Bank of The Dragon: The Tale of a Chinatown Banker

by Armand Gunn

Pub Date: Feb. 12th, 2013
ISBN: 978-1475016383
Publisher: CreateSpace

In this darkly comic debut novel, an incompetent law-school graduate gets in over his head as counsel to a bank in Houston’s Chinatown.

“I have no idea what I’m doing here,” whispers Lazaro Mendoza to an elderly Chinese man at his new job. It’s something of a theme for Lazaro, who’s clueless, lazy and prone to petty theft and drunkenness. He graduated as an average student from a third-rate law school in 1996, and as he awaits the results of his bar exam, he tries to fill the position of in-house legal counsel to the Cosmopolitan Bank of the Far East. The name may sound exotic, but the bank is housed in a dismal strip mall in Houston’s Chinatown, where Lazaro has to fight grocery shoppers for parking spaces. From his office window, he can see the sparkling, magnificent Enrico Tower, where his hated rival, Edmundo Vicente, now works. In school, both were members of the Latino Law Students Association; Lazaro joined just to get other students’ course outlines. (Lazaro’s idea of a great lawyer comes from a TV show called San Francisco Law.) Enrico, an energy company with dubious business practices, bears an obvious resemblance to Enron; while showing off to Lazaro during a visit, Edmundo blithely darkens a third of California. Lazaro, meanwhile, is tasked with foreclosing on families in poverty. It eventually leads him to a difficult choice, which produces ambiguous results. The flawed and culpable Lazaro may be a difficult character for readers to spend time with, as his life is one long anxiety dream. In his unprepared desperation, he bears some resemblance to the hero of Kingsley Amis’ Lucky Jim (1954), a much funnier and sunnier novel.

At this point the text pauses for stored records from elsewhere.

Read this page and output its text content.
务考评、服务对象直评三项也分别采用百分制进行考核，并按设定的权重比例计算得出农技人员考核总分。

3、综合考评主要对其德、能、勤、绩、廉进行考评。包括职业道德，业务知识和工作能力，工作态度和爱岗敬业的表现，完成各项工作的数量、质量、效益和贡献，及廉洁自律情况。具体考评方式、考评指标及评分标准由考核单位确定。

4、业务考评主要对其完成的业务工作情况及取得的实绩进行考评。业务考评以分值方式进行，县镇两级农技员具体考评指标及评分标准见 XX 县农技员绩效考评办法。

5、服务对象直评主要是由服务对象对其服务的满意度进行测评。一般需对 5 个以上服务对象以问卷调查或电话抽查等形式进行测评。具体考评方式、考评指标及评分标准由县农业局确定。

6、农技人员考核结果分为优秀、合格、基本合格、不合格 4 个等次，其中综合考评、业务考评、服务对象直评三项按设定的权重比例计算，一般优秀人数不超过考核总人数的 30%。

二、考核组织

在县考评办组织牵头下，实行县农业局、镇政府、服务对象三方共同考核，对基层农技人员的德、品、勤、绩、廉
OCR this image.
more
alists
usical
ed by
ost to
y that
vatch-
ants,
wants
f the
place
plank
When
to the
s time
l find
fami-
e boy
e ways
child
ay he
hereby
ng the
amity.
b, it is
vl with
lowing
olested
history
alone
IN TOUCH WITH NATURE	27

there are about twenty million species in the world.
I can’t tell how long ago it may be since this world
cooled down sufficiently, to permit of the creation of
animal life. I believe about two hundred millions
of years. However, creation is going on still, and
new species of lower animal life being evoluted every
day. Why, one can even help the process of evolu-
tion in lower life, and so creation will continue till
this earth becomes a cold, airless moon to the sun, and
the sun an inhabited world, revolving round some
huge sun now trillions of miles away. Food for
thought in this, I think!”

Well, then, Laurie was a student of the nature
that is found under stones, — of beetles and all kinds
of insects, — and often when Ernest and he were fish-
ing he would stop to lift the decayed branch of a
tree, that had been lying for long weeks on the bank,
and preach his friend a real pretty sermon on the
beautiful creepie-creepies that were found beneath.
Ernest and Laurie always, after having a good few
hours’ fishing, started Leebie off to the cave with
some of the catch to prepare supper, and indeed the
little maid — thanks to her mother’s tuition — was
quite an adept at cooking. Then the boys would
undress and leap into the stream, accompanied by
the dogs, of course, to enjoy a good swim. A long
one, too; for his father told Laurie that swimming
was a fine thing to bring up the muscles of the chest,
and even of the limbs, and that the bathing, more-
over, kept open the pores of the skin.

The comedy gets very dark indeed, but it’s not quite outrageous or bitingly satirical enough to stand with the best of the genre, such as Joseph Heller’s Catch-22 (1961) or Nathanael West’s The Day of the Locust (1939). However, Gunn does get off some pointed zingers and creates some outlandish characters, including a hunchbacked stripper, a madam/pet-shop owner, and a feng shui master, that round out the colorful cast and effectively add to the comic tone.

An engaging black comedy set in the greedy mid-1990s.